Posted on July 25, 2008

  According to the New Republic, if you attended any school with Barack Obama (Columbia, Harvard, that school in Indonesia etc) you are requested to not talk about him to the press without permission.  It is not clear what will happen to you if you break the Obama rule, but it seems clear that the penalty might be stronger than getting knocked off the Christmas Card list.



  You have to ask the question:  What is the Obama campaign worried about?



  Apparently, there is some sort of controversy about his senior thesis at Columbia.  It has disappeared.  Nobody has a copy.  You have to wonder if they sent Sandy Berger in to destroy it.  The Obama campaign won’t cough it up.  Columbia can’t find it.  And anybody who might have kept a copy has disappeared (okay, that was a joke.  Just kidding).

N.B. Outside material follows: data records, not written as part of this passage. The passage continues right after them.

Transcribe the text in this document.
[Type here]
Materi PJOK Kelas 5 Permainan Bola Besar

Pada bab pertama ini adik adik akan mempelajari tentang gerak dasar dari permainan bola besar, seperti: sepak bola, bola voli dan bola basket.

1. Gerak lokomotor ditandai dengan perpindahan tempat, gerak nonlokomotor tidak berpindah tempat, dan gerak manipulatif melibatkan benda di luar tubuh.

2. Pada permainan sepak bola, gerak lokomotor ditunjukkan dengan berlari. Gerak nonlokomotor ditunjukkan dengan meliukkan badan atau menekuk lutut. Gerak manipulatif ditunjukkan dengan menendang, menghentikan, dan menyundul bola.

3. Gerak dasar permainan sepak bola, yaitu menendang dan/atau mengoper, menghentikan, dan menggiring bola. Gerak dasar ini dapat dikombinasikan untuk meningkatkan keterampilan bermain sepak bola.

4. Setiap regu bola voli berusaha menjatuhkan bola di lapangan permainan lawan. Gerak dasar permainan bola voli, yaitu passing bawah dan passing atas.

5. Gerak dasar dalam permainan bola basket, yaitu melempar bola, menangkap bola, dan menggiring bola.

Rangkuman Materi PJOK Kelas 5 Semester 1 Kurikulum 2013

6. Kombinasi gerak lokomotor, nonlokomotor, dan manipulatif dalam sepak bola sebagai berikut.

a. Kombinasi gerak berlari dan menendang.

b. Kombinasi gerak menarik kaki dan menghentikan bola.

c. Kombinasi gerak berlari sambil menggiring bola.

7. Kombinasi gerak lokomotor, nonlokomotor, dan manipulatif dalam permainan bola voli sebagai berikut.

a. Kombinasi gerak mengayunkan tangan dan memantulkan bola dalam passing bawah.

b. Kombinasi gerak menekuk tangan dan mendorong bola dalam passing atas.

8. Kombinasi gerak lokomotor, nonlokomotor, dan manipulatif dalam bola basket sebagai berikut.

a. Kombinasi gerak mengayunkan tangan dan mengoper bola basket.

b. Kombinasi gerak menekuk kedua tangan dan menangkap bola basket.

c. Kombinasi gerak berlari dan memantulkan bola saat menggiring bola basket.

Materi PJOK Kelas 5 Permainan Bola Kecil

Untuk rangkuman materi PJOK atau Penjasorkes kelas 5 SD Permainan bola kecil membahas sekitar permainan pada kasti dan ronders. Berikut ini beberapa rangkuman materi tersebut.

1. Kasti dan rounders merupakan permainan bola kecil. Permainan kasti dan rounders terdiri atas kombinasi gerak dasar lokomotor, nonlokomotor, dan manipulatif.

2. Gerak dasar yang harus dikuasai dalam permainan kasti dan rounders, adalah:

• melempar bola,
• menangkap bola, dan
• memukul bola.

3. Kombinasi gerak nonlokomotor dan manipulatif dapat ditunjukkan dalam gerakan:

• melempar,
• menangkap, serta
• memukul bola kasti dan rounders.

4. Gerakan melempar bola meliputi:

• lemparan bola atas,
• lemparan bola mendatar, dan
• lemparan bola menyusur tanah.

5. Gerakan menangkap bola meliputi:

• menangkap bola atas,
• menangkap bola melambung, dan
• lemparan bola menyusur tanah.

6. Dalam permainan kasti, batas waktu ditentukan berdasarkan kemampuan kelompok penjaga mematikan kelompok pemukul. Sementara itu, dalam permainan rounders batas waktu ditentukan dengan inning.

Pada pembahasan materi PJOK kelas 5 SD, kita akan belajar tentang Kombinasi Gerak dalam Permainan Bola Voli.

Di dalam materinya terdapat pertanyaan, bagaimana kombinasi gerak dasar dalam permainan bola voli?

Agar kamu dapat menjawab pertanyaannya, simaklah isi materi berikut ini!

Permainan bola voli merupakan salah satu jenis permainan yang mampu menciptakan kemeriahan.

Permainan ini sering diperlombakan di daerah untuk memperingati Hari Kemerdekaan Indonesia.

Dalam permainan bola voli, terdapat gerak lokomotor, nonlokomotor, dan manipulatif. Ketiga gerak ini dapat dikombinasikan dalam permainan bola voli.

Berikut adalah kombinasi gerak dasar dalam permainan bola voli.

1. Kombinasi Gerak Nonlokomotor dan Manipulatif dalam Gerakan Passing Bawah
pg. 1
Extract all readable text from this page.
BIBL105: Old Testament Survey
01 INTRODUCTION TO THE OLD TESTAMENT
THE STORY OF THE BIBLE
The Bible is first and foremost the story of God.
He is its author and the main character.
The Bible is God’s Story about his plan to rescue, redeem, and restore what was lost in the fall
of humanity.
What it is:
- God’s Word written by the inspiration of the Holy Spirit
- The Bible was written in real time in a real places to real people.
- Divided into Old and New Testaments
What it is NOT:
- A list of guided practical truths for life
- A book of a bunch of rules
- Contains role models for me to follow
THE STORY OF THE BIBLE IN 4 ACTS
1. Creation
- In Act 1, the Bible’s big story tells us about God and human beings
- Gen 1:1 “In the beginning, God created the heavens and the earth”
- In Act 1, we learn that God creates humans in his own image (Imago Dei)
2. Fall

  What exactly did he say in that thesis on the nuclear disarmament talks?  My guess, it was probably typical liberal tripe about a nuclear free movement, blah, blah, blah.  But that certainly wouldn’t disqualify Obama from office.  So, give us a copy and let us see how you think.



  The New Republic piece, authored by Gabriel Sherman, opines that the press is starting to get fed up with the Obama press team and their overbearing ways.  The turning point, according the NR, was when they flew the press corps to Chicago, when Obama was meeting back in DC with Hillary Clinton.  It might have seemed like a clever move at the time, but that kind of stuff tends to catch up to you.



  My experience with the press is that you are always better served by being honest with them.  They have a job to do.  Let them do it.



  According to this article, the bloom is off the rose: 


 


“Reporters are grumbling more and more that the campaign is acting like the Prom Queen. They gripe that it is "arrogant" and "control[ling]," and the campaign's own belief that Obama is poised to make history isn't endearing, either. The press certainly helped Obama get so far so fast; the question is, how far can he get if his campaign alienates them”


 


“Last year, when Hillary Clinton campaigned as a front-runner, Obama provided access to the press corps and won over the media. One night, during a campaign stop in Iowa, he met reporters for off-the-record drinks. He cooperated for magazine profiles and appeared on the cover of GQ. And Clinton's relationship with the press wasn't half as easy. "The difference is the Clinton people were hostile for no reason," a reporter who has covered both Democrats tells me”


 


“But, as Obama ascended from underdog to front-runner to presumptive nominee, the flame seems to have dwindled. Reporters who cover Obama these days grouse that Obama's flacks shroud the campaign in secrecy and provide little to no access. "They're more disciplined than the Bush people," a reporter on the Obama trail gripes. "There was this idea of being transparent, but they're not. They're total tightwads with information."”


 


“In June, there was something of a revolt after Obama ditched the press corps on his campaign plane for a secret meeting with Clinton at Senator Dianne Feinstein's house in Washington, leaving the reporters trapped on the flight to Chicago. The D.C. bureau chiefs of half a dozen news organizations, including the late Tim Russert, sent an angry letter to Obama aides Robert Gibbs and David Plouffe and threatened not to reimburse the campaign for the cost of the flight. "The decision to mislead reporters is a troubling one," they wrote. "We hope this does not presage a relationship with the Obama campaign that is not based on a mutual respect for the truth." After the incident, the press corps decided that one pool reporter would keep Obama in sight at all times. "It's a body watch," one reporter jokes.”


 


  And now, the Obama people are trying to control what anybody who has ever met him says about him. 



  Clearly, the message from the Obama campaign is very direct:  To know him is to not talk about him, unless you get special permission.